Cet arrêt de rejet rendu le 23 mai 2019 par la deuxième chambre civile a trait aux modalités de réparation des préjudices découlant de l’impossibilité pour la victime d’un dommage corporel d’occuper une activité professionnelle. Il rappelle surtout la difficulté à cerner les contours du poste de préjudice de l’incidence professionnelle, encore « en partie mystérieux » (RCA 2019. Comm. 1 et Étude 5, obs. S. Hocquet-Berg), en raison de sa consécration relativement récente (v. J.-P. Dintilhac [dir.], Rapport du groupe de travail chargé d’élaborer une nomenclature des préjudices corporels, Doc. fr., 2005, p. 35 s.).

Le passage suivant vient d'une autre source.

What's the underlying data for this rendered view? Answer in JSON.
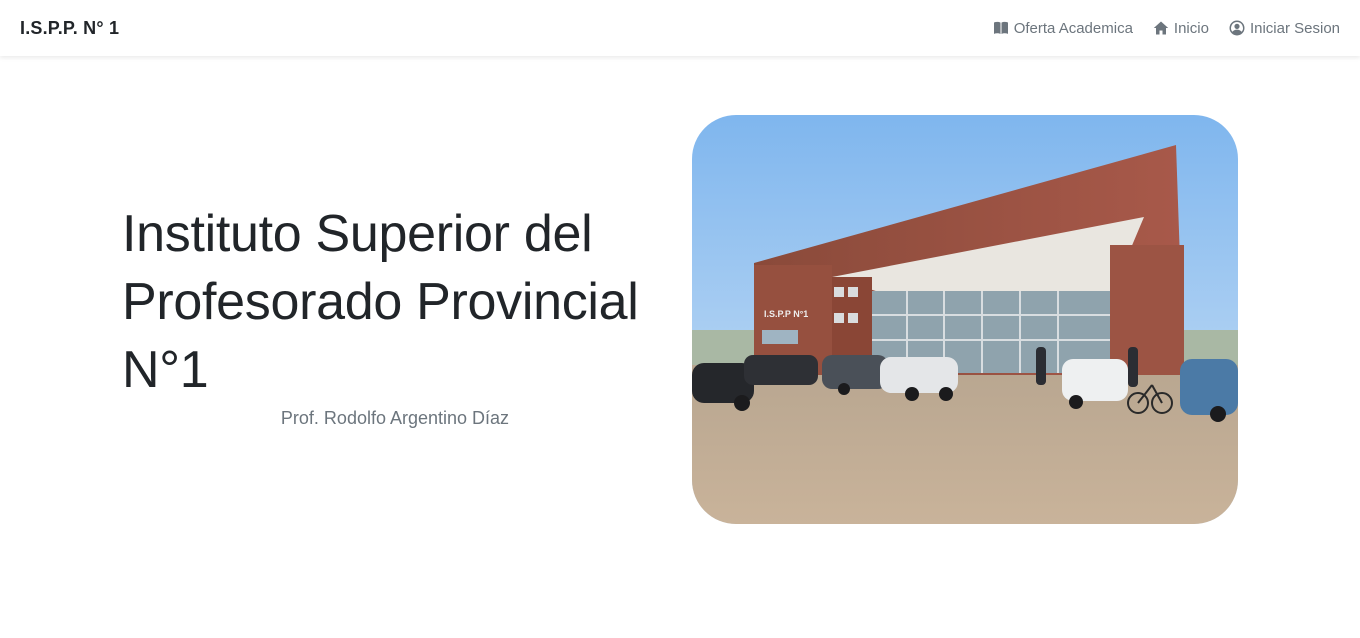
{
  "navbar": {
    "brand": "I.S.P.P. N° 1",
    "links": [
      {
        "label": "Oferta Academica",
        "icon": "book-icon"
      },
      {
        "label": "Inicio",
        "icon": "home-icon"
      },
      {
        "label": "Iniciar Sesion",
        "icon": "user-circle-icon"
      }
    ]
  },
  "hero": {
    "title_line1": "Instituto Superior del",
    "title_line2": "Profesorado Provincial",
    "title_line3": "N°1",
    "subtitle": "Prof. Rodolfo Argentino Díaz",
    "image_sign": "I.S.P.P N°1"
  },
  "colors": {
    "text": "#212529",
    "muted": "#6c757d",
    "background": "#ffffff"
  }
}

Après un accident de la circulation et une première indemnisation de son dommage, en raison d’une aggravation, la victime a assigné l’assureur du conducteur pour obtenir des indemnités complémentaires destinées à compenser les conséquences professionnelles de l’aggravation de son état. Une cour d’appel a fait droit à sa demande. L’assureur s’est pourvu en cassation, contestant la décision d’appel sur deux points. D’une part, sans remettre en cause l’indemnisation au titre de la perte de gains professionnels futurs, il contestait celle au titre de l’incidence professionnelle alors qu’il était établi que la victime ne pourrait plus occuper un quelconque emploi. D’autre part, il dénonçait le non-respect du principe de la réparation intégrale en raison de l’indemnisation au titre de ces deux postes de préjudices, ce qui, selon lui, revenait à indemniser deux fois la même chose.

La question était donc de savoir si la victime pouvait obtenir une indemnisation au titre de la perte des gains professionnels futurs mais également une indemnisation au titre de l’incidence professionnelle ou si, à l’inverse, l’indemnisation au titre du premier poste de préjudice englobait nécessairement celle au titre du second. La question se pose avec une acuité certaine en ce qu’un des derniers arrêts rendus sur le sujet avait rejeté le cumul dans un attendu aux termes « péremptoires » (P. Jourdain, obs ss Civ. 2e, 13 sept. 2018, RTD civ. 2019. 114 image) et généraux : « l’indemnisation de la perte de ses gains professionnels futurs sur la base d’une rente viagère d’une victime privée de toute activité professionnelle pour l’avenir fait obstacle à une indemnisation supplémentaire au titre de l’incidence professionnelle » (Civ. 2e, 13 sept. 2018, n° 17-26.011, Dalloz actualité, 28 sept. 2018, obs. J.-D. Pellier ; D. 2018. 1807 image ; ibid. 2153, obs. M. Bacache, A. Guégan et S. Porchy-Simon image ; RTD civ. 2019. 114, obs. P. Jourdain image ; JCP 2018. 1109, note C. Cousin ; RCA 2019. Comm. 1 et Études 5, obs. S. Hocquet-Berg, préc.).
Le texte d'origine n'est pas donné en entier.